I wanted this because the graphical wxChecksums was too difficult to compile, and didn't seem worth the effort. Although I'm sure a couple backwards-compatibility packages for gcc would fix this problem, the command-line method makes it straightforward for doing multiple check sums in a single command in text mode.

Sunday, September 17, 2006

Python BitTorrent Daemon

If you're running a server and leeching/seeding torrents, and it's a no-screen machine, you might not want to use a BitTorrent client with an interface. The main reason is, the interface requires a lot of CPU cycles to constantly update and if you're not even looking, why bother?
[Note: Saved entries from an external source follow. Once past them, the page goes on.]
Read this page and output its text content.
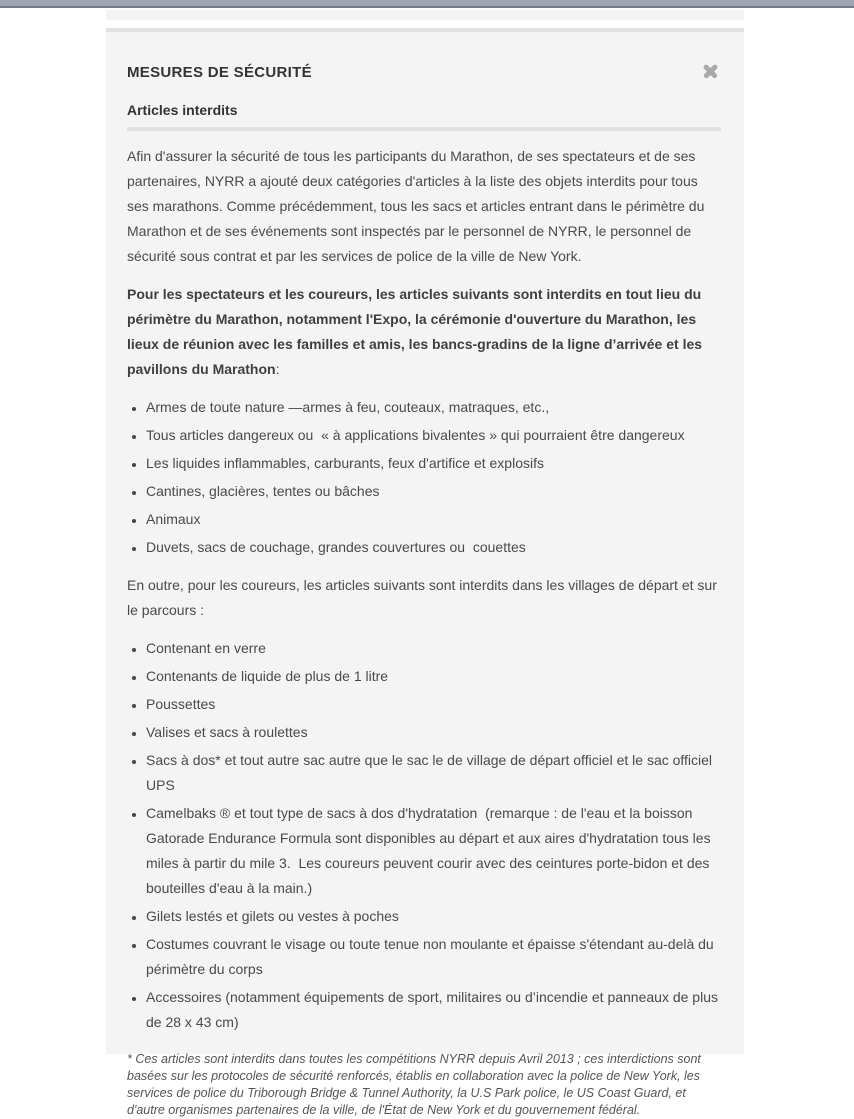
MESURES DE SÉCURITÉ
Articles interdits

Afin d'assurer la sécurité de tous les participants du Marathon, de ses spectateurs et de ses partenaires, NYRR a ajouté deux catégories d'articles à la liste des objets interdits pour tous ses marathons. Comme précédemment, tous les sacs et articles entrant dans le périmètre du Marathon et de ses événements sont inspectés par le personnel de NYRR, le personnel de sécurité sous contrat et par les services de police de la ville de New York.

Pour les spectateurs et les coureurs, les articles suivants sont interdits en tout lieu du périmètre du Marathon, notamment l'Expo, la cérémonie d'ouverture du Marathon, les lieux de réunion avec les familles et amis, les bancs-gradins de la ligne d’arrivée et les pavillons du Marathon:

• Armes de toute nature —armes à feu, couteaux, matraques, etc.,
• Tous articles dangereux ou  « à applications bivalentes » qui pourraient être dangereux
• Les liquides inflammables, carburants, feux d'artifice et explosifs
• Cantines, glacières, tentes ou bâches
• Animaux
• Duvets, sacs de couchage, grandes couvertures ou  couettes

En outre, pour les coureurs, les articles suivants sont interdits dans les villages de départ et sur le parcours :

• Contenant en verre
• Contenants de liquide de plus de 1 litre
• Poussettes
• Valises et sacs à roulettes
• Sacs à dos* et tout autre sac autre que le sac le de village de départ officiel et le sac officiel UPS
• Camelbaks ® et tout type de sacs à dos d'hydratation  (remarque : de l'eau et la boisson Gatorade Endurance Formula sont disponibles au départ et aux aires d'hydratation tous les miles à partir du mile 3.  Les coureurs peuvent courir avec des ceintures porte-bidon et des bouteilles d'eau à la main.)
• Gilets lestés et gilets ou vestes à poches
• Costumes couvrant le visage ou toute tenue non moulante et épaisse s'étendant au-delà du périmètre du corps
• Accessoires (notamment équipements de sport, militaires ou d’incendie et panneaux de plus de 28 x 43 cm)

* Ces articles sont interdits dans toutes les compétitions NYRR depuis Avril 2013 ; ces interdictions sont basées sur les protocoles de sécurité renforcés, établis en collaboration avec la police de New York, les services de police du Triborough Bridge & Tunnel Authority, la U.S Park police, le US Coast Guard, et d'autre organismes partenaires de la ville, de l'État de New York et du gouvernement fédéral.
Azureus is the most powerful BitTorrent client, but it's also the most CPU-intensive.


On my Mini-ITX server, Azureus running on a VNC Server (xvnc) left the kernel 60% or less idle at times when the GUI was open or when traffic was heavy (30-40% cycles given to Azureus), and Azureus is also known for hogging memory (weakness of Java). After I switched to just letting btseed run, the total CPU usage is about 8% (92% idle). This means that the kernel is more responsive to new tasks.


A Python BitTorrent service (Daemon) either comes with Fedora or is part of the packages installed as dependencies of the YUM bittorrent-gui package. There is a Daemon set up called btseed, which is capable of monitoring .torrent files in a specified directory and downloading them automatically. There's essentially no documentation I can find about how to use this correctly, but I got it working OK.
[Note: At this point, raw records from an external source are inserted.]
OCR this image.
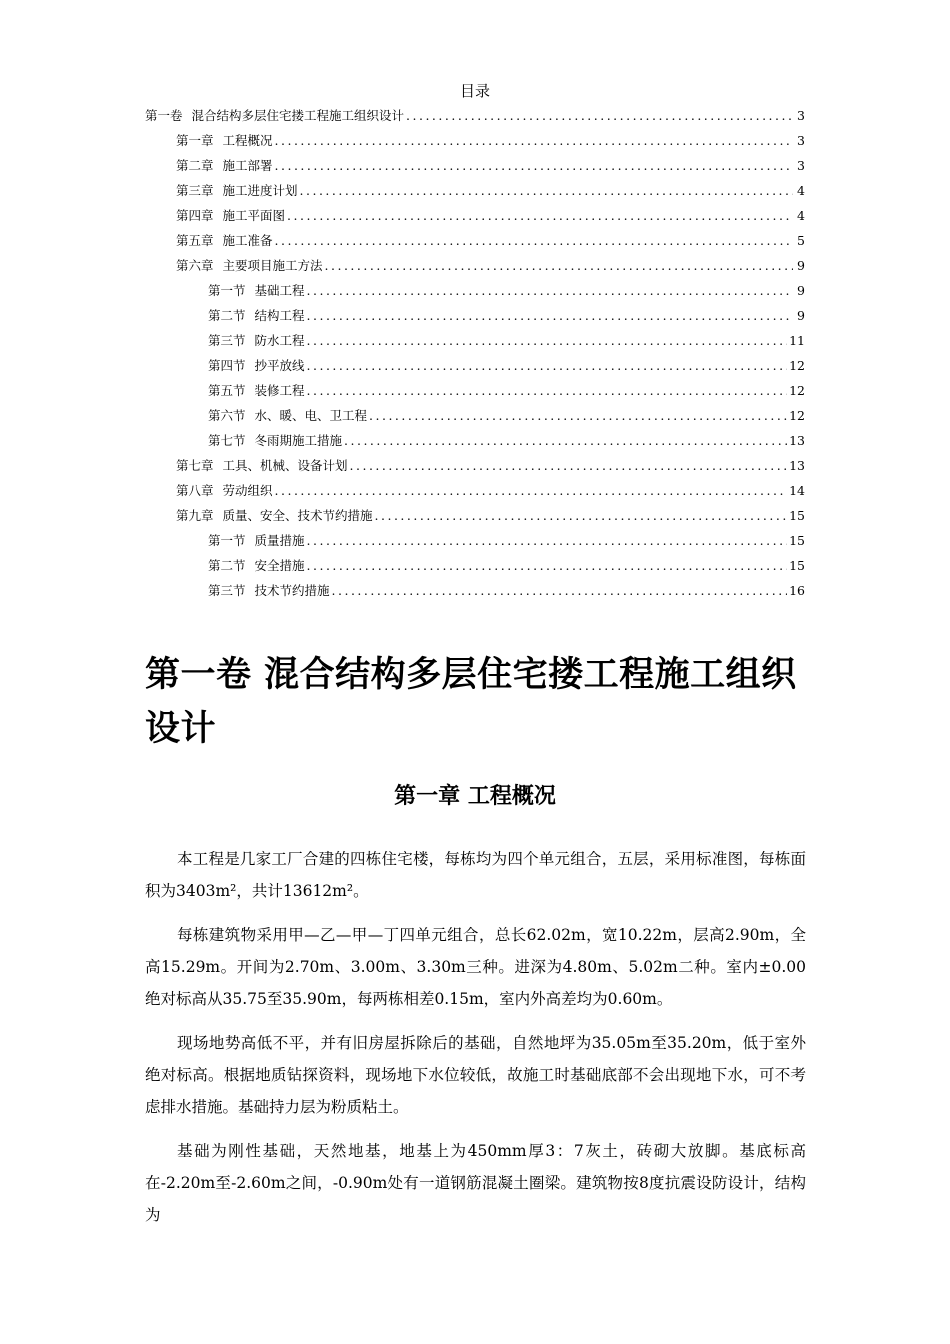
目录
第一卷 混合结构多层住宅搂工程施工组织设计 .....	3
第一章 工程概况 .....	3
第二章 施工部署 .....	3
第三章 施工进度计划 .....	4
第四章 施工平面图 .....	4
第五章 施工准备 .....	5
第六章 主要项目施工方法 .....	9
第一节 基础工程 .....	9
第二节 结构工程 .....	9
第三节 防水工程 .....	11
第四节 抄平放线 .....	12
第五节 装修工程 .....	12
第六节 水、暖、电、卫工程 .....	12
第七节 冬雨期施工措施 .....	13
第七章 工具、机械、设备计划 .....	13
第八章 劳动组织 .....	14
第九章 质量、安全、技术节约措施 .....	15
第一节 质量措施 .....	15
第二节 安全措施 .....	15
第三节 技术节约措施 .....	16
第一卷 混合结构多层住宅搂工程施工组织设计
第一章 工程概况

本工程是几家工厂合建的四栋住宅楼，每栋均为四个单元组合，五层，采用标准图，每栋面积为3403m²，共计13612m²。

每栋建筑物采用甲—乙—甲—丁四单元组合，总长62.02m，宽10.22m，层高2.90m，全高15.29m。开间为2.70m、3.00m、3.30m三种。进深为4.80m、5.02m二种。室内±0.00绝对标高从35.75至35.90m，每两栋相差0.15m，室内外高差均为0.60m。

现场地势高低不平，并有旧房屋拆除后的基础，自然地坪为35.05m至35.20m，低于室外绝对标高。根据地质钻探资料，现场地下水位较低，故施工时基础底部不会出现地下水，可不考虑排水措施。基础持力层为粉质粘土。

基础为刚性基础，天然地基，地基上为450mm厚3：7灰土，砖砌大放脚。基底标高在-2.20m至-2.60m之间，-0.90m处有一道钢筋混凝土圈梁。建筑物按8度抗震设防设计，结构为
The /etc/init.d/btseed script should be used to start/stop/restart the Daemon. This script launches btseed, which is an incarnation of the launchmany-console Python program. The file /etc/sysconfig/bittorrent should be configured to your preferences.


The Daemon is capable of UPNP, which makes it pretty nice. Here is my /etc/sysconfig/bittorrent configuration file:


SEEDDIR=/srv/bittorrent/data
SEEDOPTS="--max_upload_rate 50 --display_interval 30 --minport 49900 --maxport 52000"
SEEDLOG=/var/log/bittorrent/btseed.log
TRACKPORT=6969
TRACKDIR=/srv/bittorrent/data
TRACKSTATEFILE=/srv/bittorrent/state/bttrack
TRACKLOG=/var/log/bittorrent/bttrack.log
TRACKOPTS="--min_time_between_log_flushes 4.0 --show_names 1 --hupmonitor 1"
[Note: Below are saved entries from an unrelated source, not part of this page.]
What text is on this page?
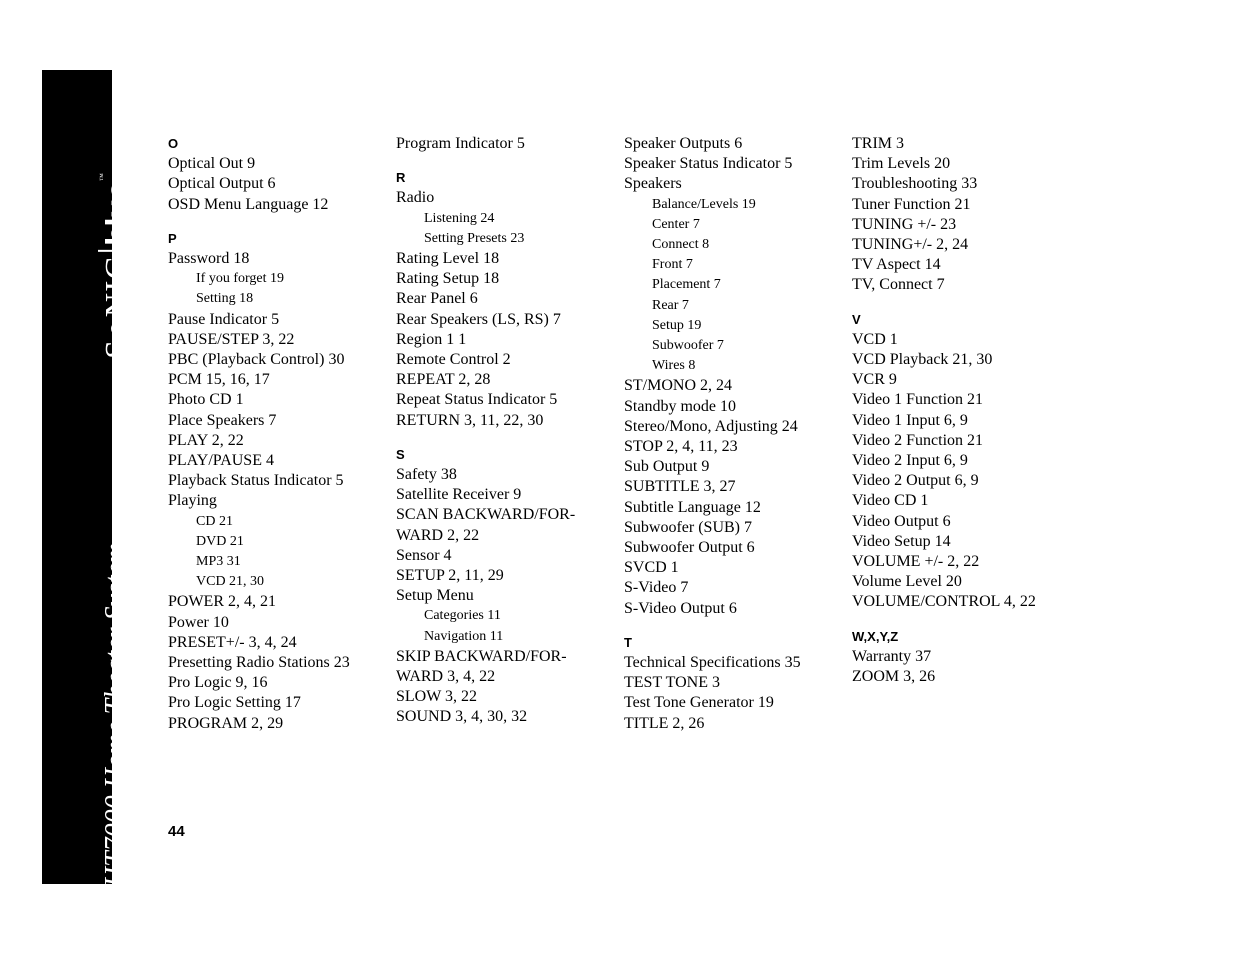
S●NIC
blue
™
DHT7000 Home Theater System
O
Optical Out 9
Optical Output 6
OSD Menu Language 12
P
Password 18
If you forget 19
Setting 18
Pause Indicator 5
PAUSE/STEP 3, 22
PBC (Playback Control) 30
PCM 15, 16, 17
Photo CD 1
Place Speakers 7
PLAY 2, 22
PLAY/PAUSE 4
Playback Status Indicator 5
Playing
CD 21
DVD 21
MP3 31
VCD 21, 30
POWER 2, 4, 21
Power 10
PRESET+/- 3, 4, 24
Presetting Radio Stations 23
Pro Logic 9, 16
Pro Logic Setting 17
PROGRAM 2, 29
Program Indicator 5
R
Radio
Listening 24
Setting Presets 23
Rating Level 18
Rating Setup 18
Rear Panel 6
Rear Speakers (LS, RS) 7
Region 1 1
Remote Control 2
REPEAT 2, 28
Repeat Status Indicator 5
RETURN 3, 11, 22, 30
S
Safety 38
Satellite Receiver 9
SCAN BACKWARD/FOR-
WARD 2, 22
Sensor 4
SETUP 2, 11, 29
Setup Menu
Categories 11
Navigation 11
SKIP BACKWARD/FOR-
WARD 3, 4, 22
SLOW 3, 22
SOUND 3, 4, 30, 32
Speaker Outputs 6
Speaker Status Indicator 5
Speakers
Balance/Levels 19
Center 7
Connect 8
Front 7
Placement 7
Rear 7
Setup 19
Subwoofer 7
Wires 8
ST/MONO 2, 24
Standby mode 10
Stereo/Mono, Adjusting 24
STOP 2, 4, 11, 23
Sub Output 9
SUBTITLE 3, 27
Subtitle Language 12
Subwoofer (SUB) 7
Subwoofer Output 6
SVCD 1
S-Video 7
S-Video Output 6
T
Technical Specifications 35
TEST TONE 3
Test Tone Generator 19
TITLE 2, 26
TRIM 3
Trim Levels 20
Troubleshooting 33
Tuner Function 21
TUNING +/- 23
TUNING+/- 2, 24
TV Aspect 14
TV, Connect 7
V
VCD 1
VCD Playback 21, 30
VCR 9
Video 1 Function 21
Video 1 Input 6, 9
Video 2 Function 21
Video 2 Input 6, 9
Video 2 Output 6, 9
Video CD 1
Video Output 6
Video Setup 14
VOLUME +/- 2, 22
Volume Level 20
VOLUME/CONTROL 4, 22
W,X,Y,Z
Warranty 37
ZOOM 3, 26
44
Note that the TRACK* settings are not important unless you're running a tracker.

Get a free domain name (IP alias) for your subnet

DynDNS.com provides a free IP Address Alias for everyone. The only problem is, I have a dynamic IP address, so I had to also get ddclient (for Linux) working. It was pretty simple—a package was available on YUM, and it installs itself by default as a daemon (service). All you need to do is set up the /etc/ddclient.conf file to work correctly. You need to do two things with the ddclient: discover your IP address, and check with DynDNS. I basically just had to uncomment some lines and fill in the details. DynDNS has a facility for giving you your WAN IP address. Your router does too, but it may be too hard to find.